Tuesday: Write a sentence for each spelling word. Do 2 pages in math workbook. Read Chap in social studies book and answer questions at the end.”
It’s not hard to stand by your convictions to not give homework in certain circumstances, depending on the climate of your school. In some cases, there is such pressure from parents to push their kids that if you aren’t doing what the other teachers are doing (handing out thick packets of worksheets every week, and homework such as above), you are left to defend yourself daily. This is what I went through the year and a half that I was back in the classroom before I finally went back into administration. I stood by what I knew was right and was constantly accused (by high-maintenance parents) of not teaching. It was just too exhausting. It left no energy, much less time, to really do justice to the teaching process that I so wanted to provide for my students. So much time was spent counseling these needy parents who just didn’t get it, and to be honest… they just won’t get it until most teacher and administrators jump on board.
Yell all you want about taking a stand, and “if not you, then who,” but this is reality. And I had to go back to the classroom, with a 20K cut in pay to see it firsthand.
Thank you for that! The first of this school year I was raked over the coals by parents for not assigning homework. Parents would send treating emails saying I was obviously not teaching because the had no evidence in homework. I stood by my no homework policy while teacher across the hall sent home packets of worksheets and received praise. By November parents were tired of homework & actually took my advice to ask their kid what they learned instead of relying on worksheets w/correct answers. Finally by end of year I no longer got the emails.
I think homework becomes a nasty habit of teachers. Beyond reading lit or a FEW math practice sheets, it’s pointless. The crap they send home reinforces memorization not learning and hurts more than helps in the long run. Plus, it’s stupid. No one wants to do it and no one wants to grade it. So duh be done with it.
I agree completely, stop wasting time.
i agree with your point entirely, except that I do not believe your example.
As if a 14 year old would have SO MUCH colouring to do, that he couldn’t visit the hospital!
Ah, homework. The age old argument. I’m with Lee. I get flack all year because my homework isn’t worksheets and mandated day to day work. Instead I give long term, start in class, do more at home, bring it to class to work more, homework. My kids actually give each other assignments when they are working on projects and need to meet a class deadline. If I do give a practice worksheet, it is usually only 10 problems and often individualized. In the meantime, the other teachers on the grade give pages and pages of worksheets. And I am the one accused of not actually teaching anything.
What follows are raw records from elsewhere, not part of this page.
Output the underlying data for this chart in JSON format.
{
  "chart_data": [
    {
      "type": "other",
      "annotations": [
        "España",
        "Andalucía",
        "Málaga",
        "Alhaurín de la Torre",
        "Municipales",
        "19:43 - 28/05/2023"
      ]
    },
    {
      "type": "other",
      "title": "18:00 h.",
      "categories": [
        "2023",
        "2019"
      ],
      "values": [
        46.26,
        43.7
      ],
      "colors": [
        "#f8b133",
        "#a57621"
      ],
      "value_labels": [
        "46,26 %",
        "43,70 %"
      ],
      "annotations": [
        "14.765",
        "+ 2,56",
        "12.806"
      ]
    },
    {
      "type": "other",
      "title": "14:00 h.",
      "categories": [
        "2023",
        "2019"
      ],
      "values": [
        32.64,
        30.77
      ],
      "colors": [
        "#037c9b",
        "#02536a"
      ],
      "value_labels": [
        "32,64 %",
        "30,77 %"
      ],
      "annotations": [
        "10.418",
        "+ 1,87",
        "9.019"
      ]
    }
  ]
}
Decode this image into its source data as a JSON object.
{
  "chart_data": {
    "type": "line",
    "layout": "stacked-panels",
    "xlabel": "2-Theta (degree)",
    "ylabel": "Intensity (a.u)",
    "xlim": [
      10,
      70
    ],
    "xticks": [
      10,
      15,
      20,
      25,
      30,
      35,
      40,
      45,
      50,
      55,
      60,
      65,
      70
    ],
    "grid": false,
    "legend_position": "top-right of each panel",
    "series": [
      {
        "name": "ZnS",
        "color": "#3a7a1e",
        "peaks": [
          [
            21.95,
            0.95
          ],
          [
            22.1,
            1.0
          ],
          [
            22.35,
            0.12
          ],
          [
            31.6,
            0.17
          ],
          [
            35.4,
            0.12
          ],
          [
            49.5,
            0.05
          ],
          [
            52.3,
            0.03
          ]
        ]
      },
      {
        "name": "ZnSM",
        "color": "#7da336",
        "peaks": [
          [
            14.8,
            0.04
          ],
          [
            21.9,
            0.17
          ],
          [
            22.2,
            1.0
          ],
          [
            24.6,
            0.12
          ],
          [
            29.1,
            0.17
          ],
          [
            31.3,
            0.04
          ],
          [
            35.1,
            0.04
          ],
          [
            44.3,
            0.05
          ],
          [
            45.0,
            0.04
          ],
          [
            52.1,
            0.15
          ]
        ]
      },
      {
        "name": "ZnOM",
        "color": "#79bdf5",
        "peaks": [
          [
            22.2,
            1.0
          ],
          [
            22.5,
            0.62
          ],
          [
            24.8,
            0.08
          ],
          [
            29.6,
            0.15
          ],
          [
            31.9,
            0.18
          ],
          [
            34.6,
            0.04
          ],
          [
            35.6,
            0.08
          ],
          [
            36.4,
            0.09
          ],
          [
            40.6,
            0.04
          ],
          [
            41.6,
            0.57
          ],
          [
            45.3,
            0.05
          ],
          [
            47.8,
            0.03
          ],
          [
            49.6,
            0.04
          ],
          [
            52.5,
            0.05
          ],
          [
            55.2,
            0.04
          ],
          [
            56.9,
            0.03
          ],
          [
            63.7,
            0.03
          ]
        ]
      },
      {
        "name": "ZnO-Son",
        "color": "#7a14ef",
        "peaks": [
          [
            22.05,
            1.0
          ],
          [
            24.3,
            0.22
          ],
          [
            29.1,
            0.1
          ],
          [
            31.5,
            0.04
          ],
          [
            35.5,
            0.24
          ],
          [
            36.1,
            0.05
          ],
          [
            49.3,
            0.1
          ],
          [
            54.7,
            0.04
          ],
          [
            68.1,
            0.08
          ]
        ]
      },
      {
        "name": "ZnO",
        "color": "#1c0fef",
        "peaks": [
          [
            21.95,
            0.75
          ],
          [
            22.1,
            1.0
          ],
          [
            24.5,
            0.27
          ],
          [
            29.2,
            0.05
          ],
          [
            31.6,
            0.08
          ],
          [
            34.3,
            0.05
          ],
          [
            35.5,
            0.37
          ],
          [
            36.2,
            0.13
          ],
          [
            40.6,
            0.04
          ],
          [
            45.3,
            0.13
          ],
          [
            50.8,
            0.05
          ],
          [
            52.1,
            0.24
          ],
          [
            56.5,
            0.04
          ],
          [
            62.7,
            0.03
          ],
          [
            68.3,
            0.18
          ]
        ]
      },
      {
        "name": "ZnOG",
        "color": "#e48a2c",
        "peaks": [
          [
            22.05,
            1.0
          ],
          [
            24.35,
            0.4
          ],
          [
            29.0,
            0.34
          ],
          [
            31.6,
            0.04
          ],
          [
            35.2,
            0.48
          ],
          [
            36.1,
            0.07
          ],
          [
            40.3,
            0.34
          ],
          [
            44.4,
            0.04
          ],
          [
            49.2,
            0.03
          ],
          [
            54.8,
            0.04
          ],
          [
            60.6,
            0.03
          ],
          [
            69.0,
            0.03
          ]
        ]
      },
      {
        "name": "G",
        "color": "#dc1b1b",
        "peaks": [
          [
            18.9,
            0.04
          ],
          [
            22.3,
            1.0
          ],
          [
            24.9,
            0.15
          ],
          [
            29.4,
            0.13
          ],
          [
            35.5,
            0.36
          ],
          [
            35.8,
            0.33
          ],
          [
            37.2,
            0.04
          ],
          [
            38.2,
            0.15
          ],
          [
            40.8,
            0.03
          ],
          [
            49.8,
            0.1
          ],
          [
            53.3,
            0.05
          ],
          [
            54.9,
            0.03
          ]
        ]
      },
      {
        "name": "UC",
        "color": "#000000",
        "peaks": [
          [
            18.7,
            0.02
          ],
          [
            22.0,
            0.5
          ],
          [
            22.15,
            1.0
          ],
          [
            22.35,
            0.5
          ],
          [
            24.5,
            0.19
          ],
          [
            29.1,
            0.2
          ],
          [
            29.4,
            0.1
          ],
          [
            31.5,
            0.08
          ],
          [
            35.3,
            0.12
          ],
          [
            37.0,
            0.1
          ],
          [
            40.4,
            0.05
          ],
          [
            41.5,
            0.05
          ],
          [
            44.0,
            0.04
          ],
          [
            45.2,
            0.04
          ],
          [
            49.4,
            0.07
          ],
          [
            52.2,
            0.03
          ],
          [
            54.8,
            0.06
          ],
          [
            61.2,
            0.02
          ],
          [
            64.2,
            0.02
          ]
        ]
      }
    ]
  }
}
Teachers should also consider not assigning Powerpoint presentations and poster boards. My kids made both through Senior year of our very highly-ranked high school, with the expectation that they’d produce something that wasn’t much more complex than what they produced in 6th grade. Needless to say, it made them lose respect for the teacher.
I’m surprised that more parents don’t stand up with their kids and in the words of Nancy Reagan, “Just Say No!” Maybe there should be a “Just Say No to Homework” (and/or any irrelevant schoolwork) campaign. If the student owns the learning s/he and their parents should have say in the learning they believe will be of benefit and that which they believe is a waste.
Lisa, I am a parent who told my daughter, when she was stressed and wasting her time with homework, not to bother doing it. I would send in a note. My daughter, brainwashed by the school, said she had to do it…no choice. Not even a parent note would get her out of it. This is in high school. In elementary school and middle school, she just did it, no questions asked, no fights, no problems.
Evidentally we don’t need art teachers. Not when kids get assignments like this in social studies class. Is this supposed to be what they call art integration? Shameful.